We regard Telekom Slovenije as a government-related entity, as the Republic of Slovenia directly and indirectly holds about 74% of the company. Our 'BB+' rating on Telekom Slovenije does not include any uplift for potential government support, as we see a low likelihood of timely and sufficient extraordinary support from the Republic of Slovenia in the event of financial distress. This is because we think that, although the most recent attempt to privatize Telekom Slovenije in mid-2015 was terminated unsuccessfully, the sale process may resume over the near to medium term.
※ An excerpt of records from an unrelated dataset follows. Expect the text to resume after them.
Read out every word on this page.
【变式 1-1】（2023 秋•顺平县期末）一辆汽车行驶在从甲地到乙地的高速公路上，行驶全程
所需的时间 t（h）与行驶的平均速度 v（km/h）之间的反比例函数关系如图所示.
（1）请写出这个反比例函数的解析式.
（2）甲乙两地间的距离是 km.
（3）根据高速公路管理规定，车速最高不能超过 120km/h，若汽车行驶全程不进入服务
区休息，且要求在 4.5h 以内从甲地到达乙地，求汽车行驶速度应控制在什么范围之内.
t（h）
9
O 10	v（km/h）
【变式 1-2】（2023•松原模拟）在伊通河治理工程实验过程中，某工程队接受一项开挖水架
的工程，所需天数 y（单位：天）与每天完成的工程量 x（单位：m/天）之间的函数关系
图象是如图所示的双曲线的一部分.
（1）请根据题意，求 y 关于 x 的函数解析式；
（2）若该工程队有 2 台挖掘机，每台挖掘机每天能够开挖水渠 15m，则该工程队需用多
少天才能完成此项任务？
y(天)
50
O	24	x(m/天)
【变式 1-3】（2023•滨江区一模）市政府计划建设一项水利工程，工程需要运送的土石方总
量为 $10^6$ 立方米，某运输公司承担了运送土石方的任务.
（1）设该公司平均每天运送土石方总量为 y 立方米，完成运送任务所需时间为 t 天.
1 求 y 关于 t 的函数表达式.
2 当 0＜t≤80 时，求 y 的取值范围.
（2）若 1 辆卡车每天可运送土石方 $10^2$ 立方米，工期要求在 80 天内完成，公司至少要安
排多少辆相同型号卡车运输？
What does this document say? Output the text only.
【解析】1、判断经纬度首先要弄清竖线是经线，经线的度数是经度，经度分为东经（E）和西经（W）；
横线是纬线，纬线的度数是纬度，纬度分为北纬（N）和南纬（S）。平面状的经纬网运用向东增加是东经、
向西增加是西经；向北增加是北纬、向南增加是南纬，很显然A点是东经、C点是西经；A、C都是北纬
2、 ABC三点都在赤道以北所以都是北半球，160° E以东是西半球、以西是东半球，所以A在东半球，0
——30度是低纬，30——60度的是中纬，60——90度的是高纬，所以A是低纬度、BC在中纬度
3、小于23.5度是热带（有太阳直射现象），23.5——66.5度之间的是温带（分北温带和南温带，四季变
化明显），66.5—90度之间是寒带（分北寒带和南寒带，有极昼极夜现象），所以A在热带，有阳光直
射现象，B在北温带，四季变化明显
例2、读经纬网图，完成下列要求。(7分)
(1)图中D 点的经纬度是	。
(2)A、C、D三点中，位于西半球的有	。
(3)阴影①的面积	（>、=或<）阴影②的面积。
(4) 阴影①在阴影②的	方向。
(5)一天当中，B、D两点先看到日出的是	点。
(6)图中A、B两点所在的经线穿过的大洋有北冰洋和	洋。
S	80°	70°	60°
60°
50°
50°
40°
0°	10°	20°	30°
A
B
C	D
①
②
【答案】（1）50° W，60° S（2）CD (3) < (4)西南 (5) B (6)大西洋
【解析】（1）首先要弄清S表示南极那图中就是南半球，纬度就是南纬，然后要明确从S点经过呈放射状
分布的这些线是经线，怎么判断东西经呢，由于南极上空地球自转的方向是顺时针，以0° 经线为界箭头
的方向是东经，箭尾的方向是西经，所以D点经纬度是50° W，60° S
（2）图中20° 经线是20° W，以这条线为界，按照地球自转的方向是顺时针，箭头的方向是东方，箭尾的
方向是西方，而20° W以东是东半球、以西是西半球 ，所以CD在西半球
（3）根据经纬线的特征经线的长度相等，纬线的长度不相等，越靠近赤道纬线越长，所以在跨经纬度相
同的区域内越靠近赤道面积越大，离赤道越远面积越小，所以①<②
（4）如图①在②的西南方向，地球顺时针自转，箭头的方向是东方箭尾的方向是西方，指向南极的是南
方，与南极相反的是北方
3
We also take into account our perception that there is no explicit commitment by the Slovenian government to support Telekom Slovenije in the event of financial distress.
The stable outlook on Telekom Slovenije reflects our expectation that the company will successfully defend its leading domestic market position in mobile and fixed broadband, supported also by the successful implementation of its network investment plans, and that new revenue streams will enable the company to avert significant declines of revenue and EBITDA from current levels. We also expect that shareholder remuneration will remain high, but will not materially exceed our forecasts. We think this will enable Telekom Slovenije to maintain adjusted debt to EBITDA between 2x and 3x and generate FOCF of 7%-12% of adjusted debt in 2017.
We could lower the rating if we observed a material deterioration of Telekom Slovenije's position in the domestic market as a result of intense competition or a worsening regulatory environment. We could also lower the rating if excessive shareholder remuneration, operating underperformance, debt-funded acquisitions, or material litigation-related payments caused adjusted debt to EBITDA to exceed 3x or FOCF to fall to less than 7% of adjusted debt on a sustainable basis. Furthermore, a downgrade could result from a weakening of Telekom Slovenije's liquidity situation.
We currently consider an upgrade in the next 12 months as unlikely given competitive conditions, Telekom Slovenije's small scale, and a track record of high shareholder distributions under the influence of the Slovenian government. We could, however, raise the rating if competitive conditions in the Slovenian telecoms market improved materially, allowing the company to return to sustainable revenue growth and stronger adjusted EBITDA margins of about 35%. Alternatively, an upgrade could be supported by adjusted debt to EBITDA of less than 2x and FOCF to debt of at least 15% on a sustainable basis, accompanied by a credible financial policy that commits to maintain leverage at this level."